The right to a jury trial in criminal and civil cases is guaranteed by the 6th and 7th Amendments to the United States Constitution. The greatest threat to a fair jury trial isn’t the lack of citizens willing to serve as jurors but may actually be those small electronic devices—weighing less than 5 ounces—that most of us carry with us on a daily basis, the infamous smartphone.

The Florida Standard Jury Instructions for criminal cases are replete with warnings and admonitions concerning a juror’s use of electronic devices during a trial. Words, such as “electronic communication,” “Twitter,” “email,” “cell phones” and “tablets” are listed over 40 times in the jury instructions given by the judge during a criminal trial. The obvious concern is not just with a juror’s communicating with someone about the case but primarily with their conducting unauthorized research on issues presented during the trial.
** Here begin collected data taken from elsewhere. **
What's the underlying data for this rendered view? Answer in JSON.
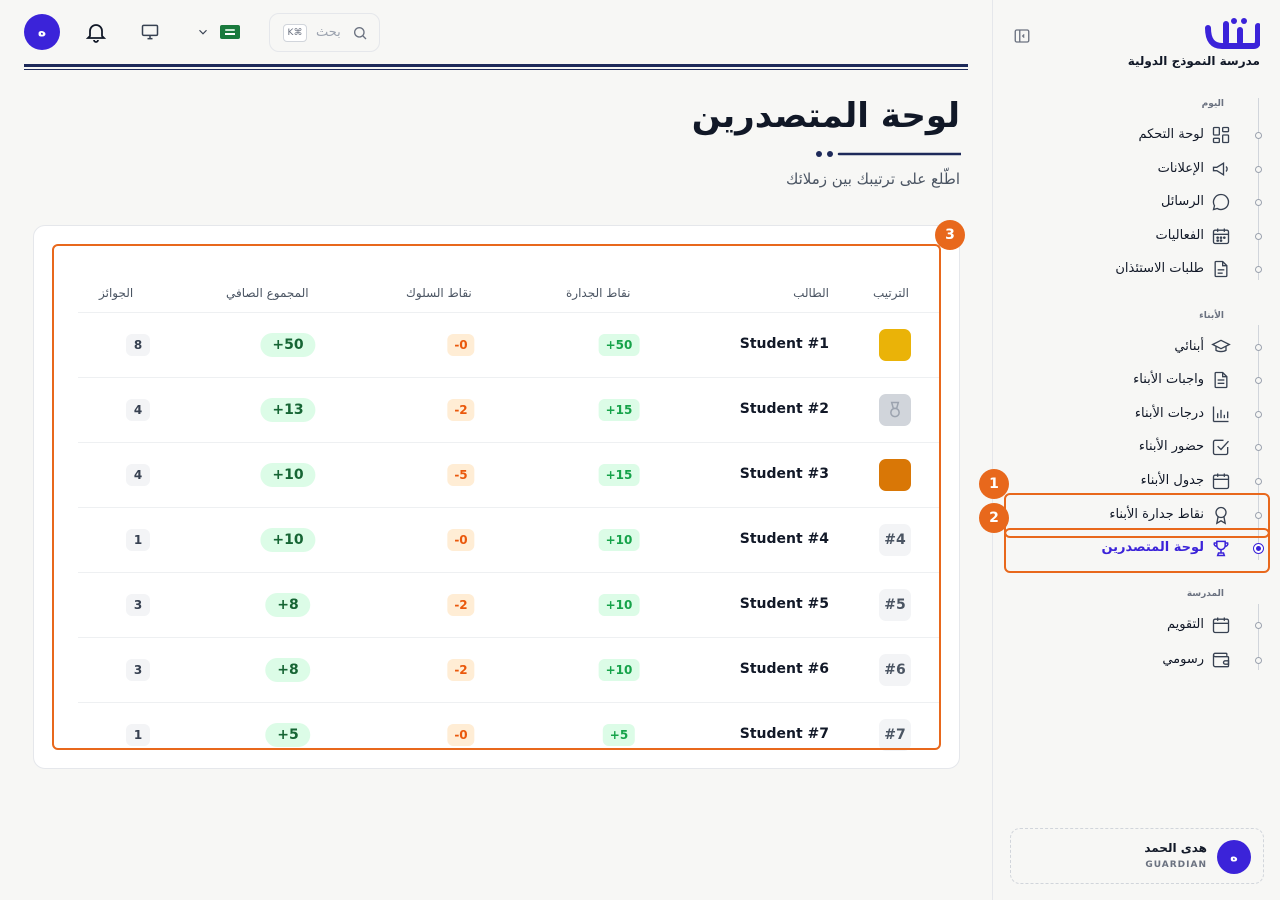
{
  "colors": {
    "accent": "#3b23d9",
    "annotation": "#e8681c",
    "merit_green": "#16a34a",
    "behavior_orange": "#ea580c"
  },
  "topbar": {
    "avatar_initial": "ه",
    "bell_icon": "bell-icon",
    "monitor_icon": "monitor-icon",
    "language_flag": "saudi-flag-icon",
    "search_placeholder": "بحث",
    "search_shortcut": "K⌘"
  },
  "sidebar": {
    "school_name": "مدرسة النموذج الدولية",
    "groups": [
      {
        "label": "اليوم",
        "items": [
          {
            "label": "لوحة التحكم",
            "icon": "dashboard-icon"
          },
          {
            "label": "الإعلانات",
            "icon": "megaphone-icon"
          },
          {
            "label": "الرسائل",
            "icon": "chat-icon"
          },
          {
            "label": "الفعاليات",
            "icon": "calendar-grid-icon"
          },
          {
            "label": "طلبات الاستئذان",
            "icon": "document-icon"
          }
        ]
      },
      {
        "label": "الأبناء",
        "items": [
          {
            "label": "أبنائي",
            "icon": "graduation-cap-icon"
          },
          {
            "label": "واجبات الأبناء",
            "icon": "homework-icon"
          },
          {
            "label": "درجات الأبناء",
            "icon": "bar-chart-icon"
          },
          {
            "label": "حضور الأبناء",
            "icon": "checkbox-icon"
          },
          {
            "label": "جدول الأبناء",
            "icon": "calendar-icon"
          },
          {
            "label": "نقاط جدارة الأبناء",
            "icon": "award-icon"
          },
          {
            "label": "لوحة المتصدرين",
            "icon": "trophy-icon",
            "active": true
          }
        ]
      },
      {
        "label": "المدرسة",
        "items": [
          {
            "label": "التقويم",
            "icon": "calendar-icon"
          },
          {
            "label": "رسومي",
            "icon": "wallet-icon"
          }
        ]
      }
    ],
    "user": {
      "initial": "ه",
      "name": "هدى الحمد",
      "role": "GUARDIAN"
    }
  },
  "page": {
    "title": "لوحة المتصدرين",
    "subtitle": "اطّلع على ترتيبك بين زملائك"
  },
  "leaderboard": {
    "columns": {
      "rank": "الترتيب",
      "student": "الطالب",
      "merit": "نقاط الجدارة",
      "behavior": "نقاط السلوك",
      "net": "المجموع الصافي",
      "awards": "الجوائز"
    },
    "rows": [
      {
        "rank": "",
        "rank_style": "gold",
        "student": "Student #1",
        "merit": "+50",
        "behavior": "-0",
        "net": "+50",
        "awards": "8"
      },
      {
        "rank": "",
        "rank_style": "silver",
        "student": "Student #2",
        "merit": "+15",
        "behavior": "-2",
        "net": "+13",
        "awards": "4"
      },
      {
        "rank": "",
        "rank_style": "bronze",
        "student": "Student #3",
        "merit": "+15",
        "behavior": "-5",
        "net": "+10",
        "awards": "4"
      },
      {
        "rank": "#4",
        "rank_style": "plain",
        "student": "Student #4",
        "merit": "+10",
        "behavior": "-0",
        "net": "+10",
        "awards": "1"
      },
      {
        "rank": "#5",
        "rank_style": "plain",
        "student": "Student #5",
        "merit": "+10",
        "behavior": "-2",
        "net": "+8",
        "awards": "3"
      },
      {
        "rank": "#6",
        "rank_style": "plain",
        "student": "Student #6",
        "merit": "+10",
        "behavior": "-2",
        "net": "+8",
        "awards": "3"
      },
      {
        "rank": "#7",
        "rank_style": "plain",
        "student": "Student #7",
        "merit": "+5",
        "behavior": "-0",
        "net": "+5",
        "awards": "1"
      }
    ]
  },
  "annotations": [
    "1",
    "2",
    "3"
  ]
}
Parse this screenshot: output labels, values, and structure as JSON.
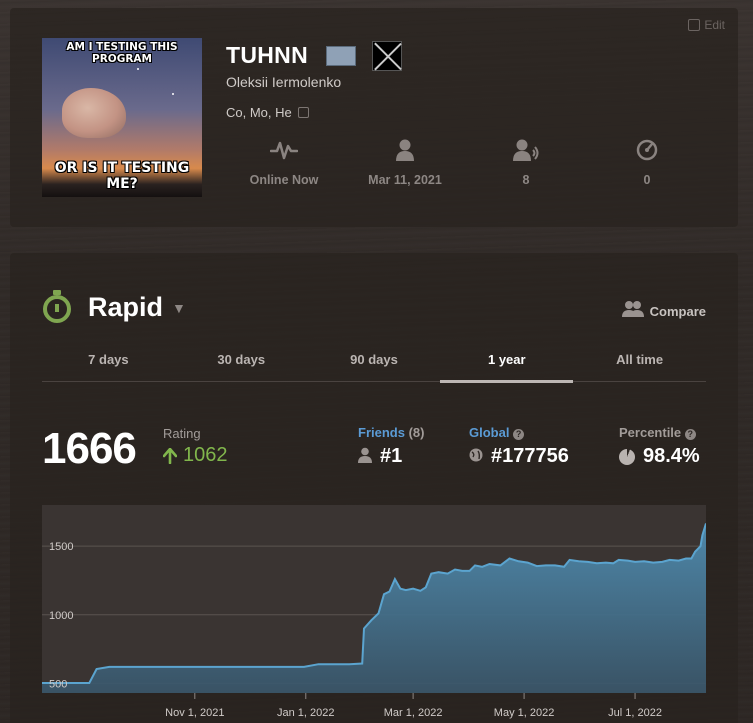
{
  "profile": {
    "edit_label": "Edit",
    "avatar": {
      "caption_top": "AM I TESTING THIS PROGRAM",
      "caption_bottom": "OR IS IT TESTING ME?"
    },
    "username": "TUHNN",
    "real_name": "Oleksii Iermolenko",
    "location": "Co, Mo, He",
    "stats": [
      {
        "icon": "activity-icon",
        "value": "Online Now"
      },
      {
        "icon": "person-icon",
        "value": "Mar 11, 2021"
      },
      {
        "icon": "friends-icon",
        "value": "8"
      },
      {
        "icon": "views-icon",
        "value": "0"
      }
    ]
  },
  "stats": {
    "game_type": "Rapid",
    "compare_label": "Compare",
    "tabs": [
      "7 days",
      "30 days",
      "90 days",
      "1 year",
      "All time"
    ],
    "active_tab": "1 year",
    "rating": "1666",
    "rating_label": "Rating",
    "rating_change": "1062",
    "friends": {
      "label": "Friends",
      "count": "(8)",
      "value": "#1"
    },
    "global": {
      "label": "Global",
      "value": "#177756"
    },
    "percentile": {
      "label": "Percentile",
      "value": "98.4%"
    }
  },
  "colors": {
    "accent_green": "#81b64c",
    "link_blue": "#5b9bd5",
    "chart_line": "#5ba4cf"
  },
  "chart_data": {
    "type": "area",
    "title": "",
    "y_ticks": [
      500,
      1000,
      1500
    ],
    "ylim": [
      430,
      1800
    ],
    "x_ticks": [
      {
        "label": "Nov 1, 2021",
        "date": "2021-11-01"
      },
      {
        "label": "Jan 1, 2022",
        "date": "2022-01-01"
      },
      {
        "label": "Mar 1, 2022",
        "date": "2022-03-01"
      },
      {
        "label": "May 1, 2022",
        "date": "2022-05-01"
      },
      {
        "label": "Jul 1, 2022",
        "date": "2022-07-01"
      }
    ],
    "xlim": [
      "2021-08-09",
      "2022-08-09"
    ],
    "grid": true,
    "series": [
      {
        "points": [
          [
            "2021-08-09",
            503
          ],
          [
            "2021-09-04",
            503
          ],
          [
            "2021-09-08",
            605
          ],
          [
            "2021-09-15",
            620
          ],
          [
            "2021-12-24",
            620
          ],
          [
            "2021-12-31",
            620
          ],
          [
            "2022-01-08",
            640
          ],
          [
            "2022-01-25",
            640
          ],
          [
            "2022-02-01",
            645
          ],
          [
            "2022-02-02",
            900
          ],
          [
            "2022-02-06",
            960
          ],
          [
            "2022-02-10",
            1010
          ],
          [
            "2022-02-13",
            1150
          ],
          [
            "2022-02-16",
            1170
          ],
          [
            "2022-02-19",
            1260
          ],
          [
            "2022-02-22",
            1190
          ],
          [
            "2022-02-25",
            1180
          ],
          [
            "2022-03-01",
            1190
          ],
          [
            "2022-03-05",
            1175
          ],
          [
            "2022-03-08",
            1200
          ],
          [
            "2022-03-11",
            1300
          ],
          [
            "2022-03-15",
            1310
          ],
          [
            "2022-03-20",
            1300
          ],
          [
            "2022-03-24",
            1330
          ],
          [
            "2022-03-28",
            1320
          ],
          [
            "2022-04-01",
            1320
          ],
          [
            "2022-04-04",
            1360
          ],
          [
            "2022-04-08",
            1350
          ],
          [
            "2022-04-12",
            1370
          ],
          [
            "2022-04-18",
            1360
          ],
          [
            "2022-04-23",
            1410
          ],
          [
            "2022-04-28",
            1390
          ],
          [
            "2022-05-03",
            1380
          ],
          [
            "2022-05-08",
            1355
          ],
          [
            "2022-05-13",
            1360
          ],
          [
            "2022-05-18",
            1360
          ],
          [
            "2022-05-23",
            1350
          ],
          [
            "2022-05-26",
            1400
          ],
          [
            "2022-05-31",
            1390
          ],
          [
            "2022-06-05",
            1385
          ],
          [
            "2022-06-10",
            1375
          ],
          [
            "2022-06-15",
            1380
          ],
          [
            "2022-06-19",
            1375
          ],
          [
            "2022-06-22",
            1400
          ],
          [
            "2022-06-27",
            1395
          ],
          [
            "2022-07-01",
            1385
          ],
          [
            "2022-07-06",
            1390
          ],
          [
            "2022-07-11",
            1380
          ],
          [
            "2022-07-16",
            1385
          ],
          [
            "2022-07-20",
            1400
          ],
          [
            "2022-07-25",
            1395
          ],
          [
            "2022-07-29",
            1410
          ],
          [
            "2022-08-01",
            1410
          ],
          [
            "2022-08-03",
            1460
          ],
          [
            "2022-08-06",
            1500
          ],
          [
            "2022-08-07",
            1580
          ],
          [
            "2022-08-09",
            1666
          ]
        ]
      }
    ]
  }
}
In the case of Tapanes v. State, 43 So. 3d 159 (Fla. 4th DCA 2010), the appellate court overturned a defendant’s manslaughter conviction and ordered a new trial after it was discovered the jury foreperson had used his iPhone to look up the definition of the word “prudence” during a break in the jury deliberations and then shared this definition with the other jurors.

Once juror misconduct is established by an interview of the jurors, a new trial is required unless the opposing party can demonstrate there is no reasonable possibility the juror misconduct affected the verdict.

The Florida Supreme Court addressed the issue of potential juror misconduct by unauthorized use of smartphones in the case of Dubose v. State, 210 So. 3d 641 (Fla. 2017). In that case, the defendant was convicted of first degree murder and sentenced to death. After trial, one of the jurors filed an affidavit alleging some of the jurors used their phones to research the possible meaning of teardrop tattoos as they believed the defendant had a teardrop tattoo on his face.

The defendant filed a post-trial motion for a mistrial based upon juror misconduct. At the hearing on the defendant’s motion, the trial judge interviewed the juror and determined the allegations contained in her affidavit were not credible. On appeal, the Florida Supreme Court upheld the defendant’s murder conviction but ordered a new penalty phase proceeding before a new jury.

In the 226 years since the Bill of Rights was ratified, the right to a jury trial has been a vital part of the American justice system. Having jurors decide cases based solely on the evidence and law presented to them during a trial is a timeless principle upon which the right to a jury trial is founded. Allowing jurors to conduct their own internet research simply isn’t “prudent.”